Automated Proving of Shannon-Type Entropy Inequalities via Fine-Tuned Language Models and Guided Tree Search
This work addresses the combinatorial search problem of proving entropy inequalities for information theorists, offering a practical automated method that outperforms existing tools.
The paper investigates using small-scale language models (0.6B-1.7B parameters) fine-tuned on atomic proof steps with guided beam search to automate proving Shannon-type entropy inequalities. Their best model achieves 85% proof success on a test set of 60 inequalities, significantly outperforming GPT-5.5 (1.7%) and Psitip (33.3%).
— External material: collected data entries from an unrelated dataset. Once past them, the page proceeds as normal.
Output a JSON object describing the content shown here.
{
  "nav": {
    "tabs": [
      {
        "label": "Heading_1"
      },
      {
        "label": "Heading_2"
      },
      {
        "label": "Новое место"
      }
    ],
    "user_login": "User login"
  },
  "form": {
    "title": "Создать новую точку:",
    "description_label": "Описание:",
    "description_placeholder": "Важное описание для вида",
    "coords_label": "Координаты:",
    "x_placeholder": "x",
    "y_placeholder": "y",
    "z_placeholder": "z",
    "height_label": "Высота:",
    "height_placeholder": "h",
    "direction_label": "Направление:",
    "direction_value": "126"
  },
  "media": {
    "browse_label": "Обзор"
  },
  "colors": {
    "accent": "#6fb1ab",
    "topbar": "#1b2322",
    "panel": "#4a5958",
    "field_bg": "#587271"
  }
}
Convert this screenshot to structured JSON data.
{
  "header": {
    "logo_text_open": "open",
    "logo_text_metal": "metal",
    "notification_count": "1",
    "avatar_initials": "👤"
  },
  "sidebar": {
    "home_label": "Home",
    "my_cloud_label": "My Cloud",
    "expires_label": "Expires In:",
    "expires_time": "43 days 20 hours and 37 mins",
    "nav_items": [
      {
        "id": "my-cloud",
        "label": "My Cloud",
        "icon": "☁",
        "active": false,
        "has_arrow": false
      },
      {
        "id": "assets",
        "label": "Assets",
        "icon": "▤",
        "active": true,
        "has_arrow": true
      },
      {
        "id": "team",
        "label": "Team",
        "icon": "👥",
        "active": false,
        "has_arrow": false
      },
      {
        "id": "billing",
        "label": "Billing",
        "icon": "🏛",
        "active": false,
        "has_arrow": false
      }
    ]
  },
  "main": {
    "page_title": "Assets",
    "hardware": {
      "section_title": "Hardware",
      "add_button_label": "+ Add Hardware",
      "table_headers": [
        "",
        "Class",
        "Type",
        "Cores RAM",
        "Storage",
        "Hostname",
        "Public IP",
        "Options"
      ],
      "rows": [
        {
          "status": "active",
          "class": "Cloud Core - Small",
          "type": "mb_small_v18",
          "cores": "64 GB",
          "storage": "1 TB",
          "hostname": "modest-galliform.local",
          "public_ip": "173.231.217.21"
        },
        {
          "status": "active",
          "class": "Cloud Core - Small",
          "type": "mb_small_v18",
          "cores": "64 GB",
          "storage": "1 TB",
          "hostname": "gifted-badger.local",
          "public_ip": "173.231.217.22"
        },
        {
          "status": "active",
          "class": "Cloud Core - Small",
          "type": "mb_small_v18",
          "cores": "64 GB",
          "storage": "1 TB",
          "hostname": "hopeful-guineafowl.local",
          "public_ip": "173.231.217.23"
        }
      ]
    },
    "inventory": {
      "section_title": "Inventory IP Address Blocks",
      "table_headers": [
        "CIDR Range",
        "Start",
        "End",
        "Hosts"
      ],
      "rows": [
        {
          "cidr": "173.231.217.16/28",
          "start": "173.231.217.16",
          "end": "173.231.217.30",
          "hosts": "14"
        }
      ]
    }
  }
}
Proving Shannon-type entropy inequalities is a fundamental task in information theory that often requires constructing non-trivial linear combinations of known constraints, which is a combinatorial search problem that scales poorly with the number of random variables. We investigate whether small-scale large language models (0.6B--1.7B parameters), fine-tuned on atomic proof steps and combined with guided beam search, can automate this process. On a held-out test set of 60 inequalities spanning n=10 to 15 variables, our 0.6B fine-tuned model achieves an 85\% proof success rate with tree search. GPT-5.5 solves 1.7\% samples under zero-shot prompting while Psitip solves 33.3\% samples. A systematic ablation study across training context length (4096 vs.\ 8192 tokens) and data distribution (n=9-skewed vs not skewed) reveals that a 4096-token not skewed training distribution yields the best performance, with extended context and skewed data providing no marginal benefit. We further identify two dominant failure modes -- format failures and step quality degradation -- and verify that the beam-scoring heuristic is essential via a controlled ablation (random scoring reduces success from 83\% to 23\%).